Last week Friday, we focused on the global turnaround success stories of Best Buy, Walmart, and Target.
It is important to focus on these stories as there is still come public debate about whether there is any value in the business rescue/turnaround process. Given the challenges that the SAA business rescue faced, and the challenges facing the Transnet business turnaround, can anybody blame the public for their cynicism?
There is a lot of restructuring taking place in the US market as companies find that informal restructuring is an attractive alternative to the business rescue process. Below are some of the turnarounds to keep an eye on this year as they seek to profitability.
Kohl’s
Kohl’s may be the true poster child for the modern retail turnaround, in that it shows just how tenuous even a string of good quarters can be in the current environment.
After a year and a half of negative comp sales in 2016 and early 2017, Kohl’s put together three quarters of positive comps and estimate-beating performances last year. To drive customers to stores, Kohl’s experimented with and then expanded a partnership with Amazon, hosting the e-commerce giant’s products and accepting returns. It struck numerous deals with brands, including emerging brands. It tweaked its loyalty program.
This year has been rocky, though. In March the retailer cut its guidance after Q1 sales declined. Comps and top-line sales declined in Q2, as well, though Kohl’s beat expectations partly thanks to a strong back-to-school showing.
While one of the strongest in its sector, Kohl’s is still a department store and faces many of the same existential issues, including a market that is bifurcating between shoppers who seek value and convenience on the one hand, and those seeking luxury and aspirational lifestyles on the other.
“They’re doing a lot of the right things, but their problem is that they’re kind of too narrow. They don’t have the breadth of a Target,” Kaser said of Kohl’s. “So they miss a little bit of that convenience. And certainly nobody aspires to the lifestyle that Kohl’s offers. It’s really just OK stuff at pretty good prices.”
Bed Bath & Beyond
Bed Bath & Beyond’s sales and profits have fallen recently as TJX Cos., Target, Williams Sonoma, Amazon and online specialists, among others, have siphoned off the retailer’s customers. Its foot traffic has dipped the past two years, largely because of store closures, according to analytics firm Placer.ai. Sales declines recently prompted dozens of more store closures. Meanwhile, the retailer has become a target for activist investors.

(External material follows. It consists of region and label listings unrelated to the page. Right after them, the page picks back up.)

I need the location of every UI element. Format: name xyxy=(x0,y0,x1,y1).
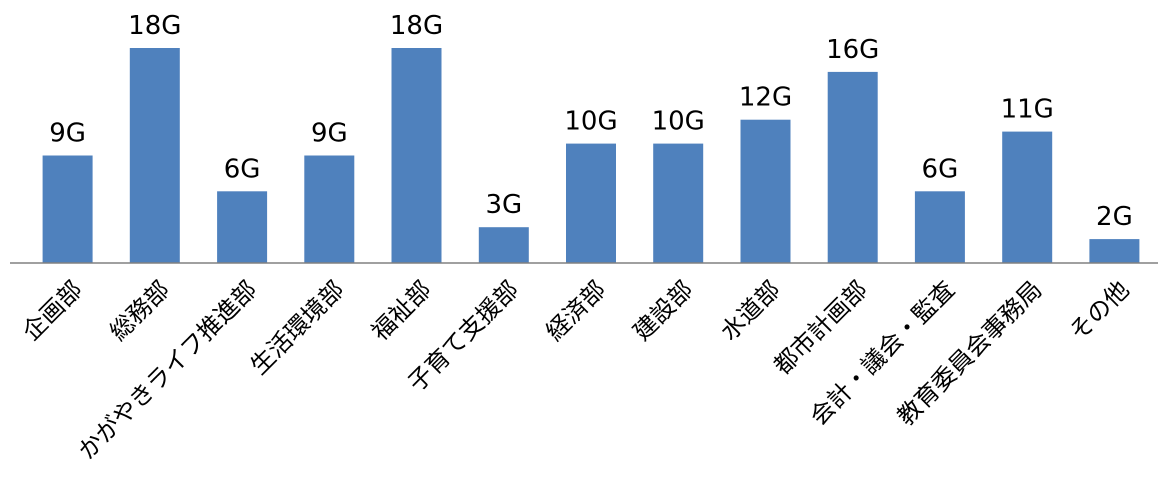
data-label: 18G xyxy=(390,11,443,41)
bar xyxy=(304,155,355,263)
category-label: 総務部 xyxy=(104,275,175,346)
bar xyxy=(827,71,878,264)
bar xyxy=(129,48,180,263)
data-label: 11G xyxy=(1001,95,1054,125)
category-label: 会計・議会・監査 xyxy=(805,275,961,431)
bar xyxy=(914,191,965,263)
bar xyxy=(1002,131,1053,263)
category-label: 生活環境部 xyxy=(245,275,350,380)
bar xyxy=(391,48,442,263)
data-label: 10G xyxy=(652,107,705,137)
category-label: 経済部 xyxy=(541,275,612,346)
data-label: 12G xyxy=(739,83,792,113)
bars-layer xyxy=(42,48,1140,264)
category-label: その他 xyxy=(1064,275,1135,346)
bar xyxy=(653,143,704,263)
data-label: 9G xyxy=(49,119,86,149)
bar xyxy=(478,227,529,263)
data-label: 2G xyxy=(1096,202,1133,232)
data-label: 10G xyxy=(564,107,617,137)
category-label: 水道部 xyxy=(715,275,786,346)
data-label: 18G xyxy=(128,11,181,41)
category-label: 福祉部 xyxy=(366,275,437,346)
category-label: 企画部 xyxy=(17,275,88,346)
category-label: 建設部 xyxy=(628,275,699,346)
data-label: 6G xyxy=(922,154,959,184)
data-label: 3G xyxy=(485,190,522,220)
data-label: 9G xyxy=(311,119,348,149)
data-label: 6G xyxy=(224,154,261,184)
bar xyxy=(217,191,268,263)
category-label: 教育委員会事務局 xyxy=(892,275,1048,431)
bar xyxy=(1089,239,1140,263)
bar xyxy=(42,155,93,263)
bar xyxy=(740,119,791,263)
data-label: 16G xyxy=(826,35,879,65)
category-label: かがやきライフ推進部 xyxy=(73,275,263,465)
bar xyxy=(566,143,616,263)
data-labels-layer: 9G 18G 6G 9G 18G 3G 10G 10G 12G 16G 6G 11G 2G xyxy=(49,11,1133,232)
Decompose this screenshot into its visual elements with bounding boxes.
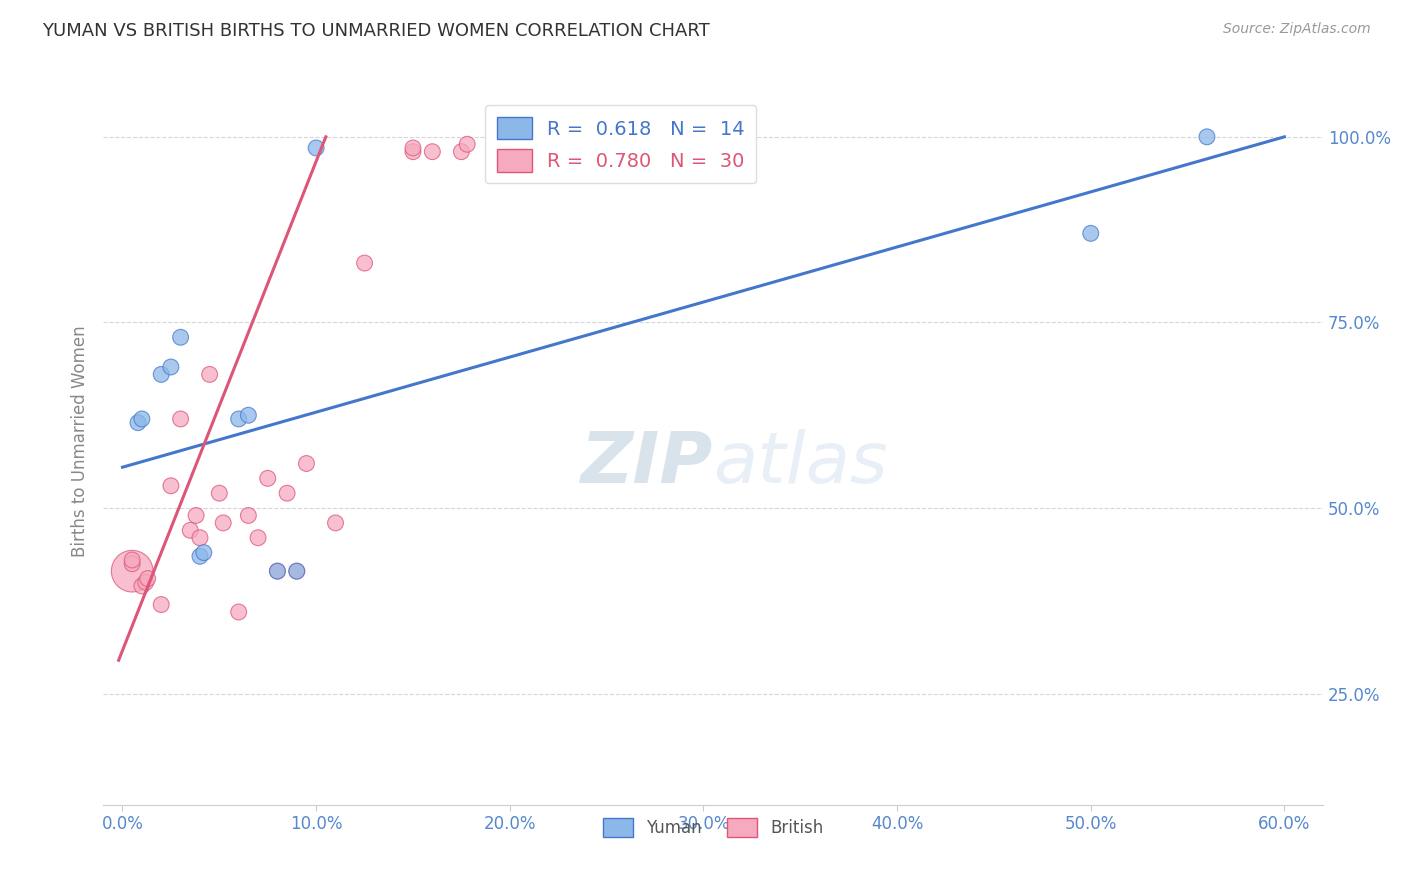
Point	[150, 598, 173, 612]
Point	[212, 516, 235, 530]
Point	[188, 549, 211, 564]
Point	[228, 605, 250, 619]
Text: Source: ZipAtlas.com: Source: ZipAtlas.com	[1223, 22, 1371, 37]
Point	[402, 145, 425, 159]
Point	[247, 531, 270, 545]
Point	[285, 564, 308, 578]
Point	[169, 412, 191, 426]
Text: ZIP: ZIP	[581, 428, 713, 498]
Point	[456, 137, 478, 152]
Point	[305, 141, 328, 155]
Point	[131, 579, 153, 593]
Point	[1195, 129, 1218, 144]
Point	[179, 524, 201, 538]
Point	[160, 479, 183, 493]
Y-axis label: Births to Unmarried Women: Births to Unmarried Women	[72, 326, 89, 557]
Point	[420, 145, 443, 159]
Point	[353, 256, 375, 270]
Point	[325, 516, 347, 530]
Point	[1080, 227, 1102, 241]
Point	[238, 508, 260, 523]
Point	[184, 508, 207, 523]
Point	[121, 557, 143, 571]
Point	[208, 486, 231, 500]
Point	[135, 575, 157, 590]
Point	[150, 368, 173, 382]
Point	[450, 145, 472, 159]
Point	[193, 545, 215, 559]
Point	[276, 486, 298, 500]
Point	[127, 416, 149, 430]
Point	[256, 471, 278, 485]
Point	[228, 412, 250, 426]
Point	[266, 564, 288, 578]
Point	[295, 457, 318, 471]
Legend: Yuman, British: Yuman, British	[596, 812, 830, 844]
Point	[169, 330, 191, 344]
Point	[136, 572, 159, 586]
Point	[285, 564, 308, 578]
Point	[188, 531, 211, 545]
Point	[121, 564, 143, 578]
Point	[402, 141, 425, 155]
Text: YUMAN VS BRITISH BIRTHS TO UNMARRIED WOMEN CORRELATION CHART: YUMAN VS BRITISH BIRTHS TO UNMARRIED WOM…	[42, 22, 710, 40]
Point	[266, 564, 288, 578]
Point	[198, 368, 221, 382]
Point	[121, 553, 143, 567]
Point	[131, 412, 153, 426]
Text: atlas: atlas	[713, 428, 887, 498]
Point	[238, 409, 260, 423]
Point	[160, 359, 183, 374]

One silver lining for the home retailer: It just poached Target’s chief merchant, who was one of the architects of the mass merchant’s turnaround. Also, Bed Bath & Beyond’s balance sheet is fairly healthy, and pays out more than $80 million dividends to shareholders — money that could be capital used toward a turnaround in a pinch.
Ultimately, the retailer’s biggest challenge may be it’s broader proposition as its market fragments and changes. “There’s really not much there you can’t get somewhere else more easily,” Kaser said. “Maybe people go to Bed Bath & Beyond as a destination, but I don’t know how big that the population is.”
The retailer does have an audience with a larger income relative to some competitors, and customers spend more time there than they do in Home Goods, for example, according to Placer.ai data. Those two trends could be areas of opportunity for Bed Bath & Beyond, according to the analytics firm.
J.C. Penney
Penney, not unlike a lot of department store and apparel retailers, has been in turnaround mode for years. When the company issued a public statement reassuring investors and other stakeholders that it specifically was not working on a Chapter 11 filing, it was as clear as ever just how high the stakes are for CEO Jill Soltau and her team.
The company is working to control inventory overages and bring its merchandising and layouts up to date with reimagined stores. These are all good, necessary things. But working against the retailer is its balance sheet. Penney pays more than $300 million a year on interest and carries more than $3.5 billion in long-term debt. Soltau has acknowledged the “urgency” hanging over her team’s work. Improvements in profits, and eventually in the top-line, would be a major win for the company and the sector as a whole. But if money is time the clock is ticking. “Their balance sheet is leveraged, so they have that strike against them, and their cash flow just turned positive,” Cantalupo said. “So they don’t have all that much money to reinvest back into the business.”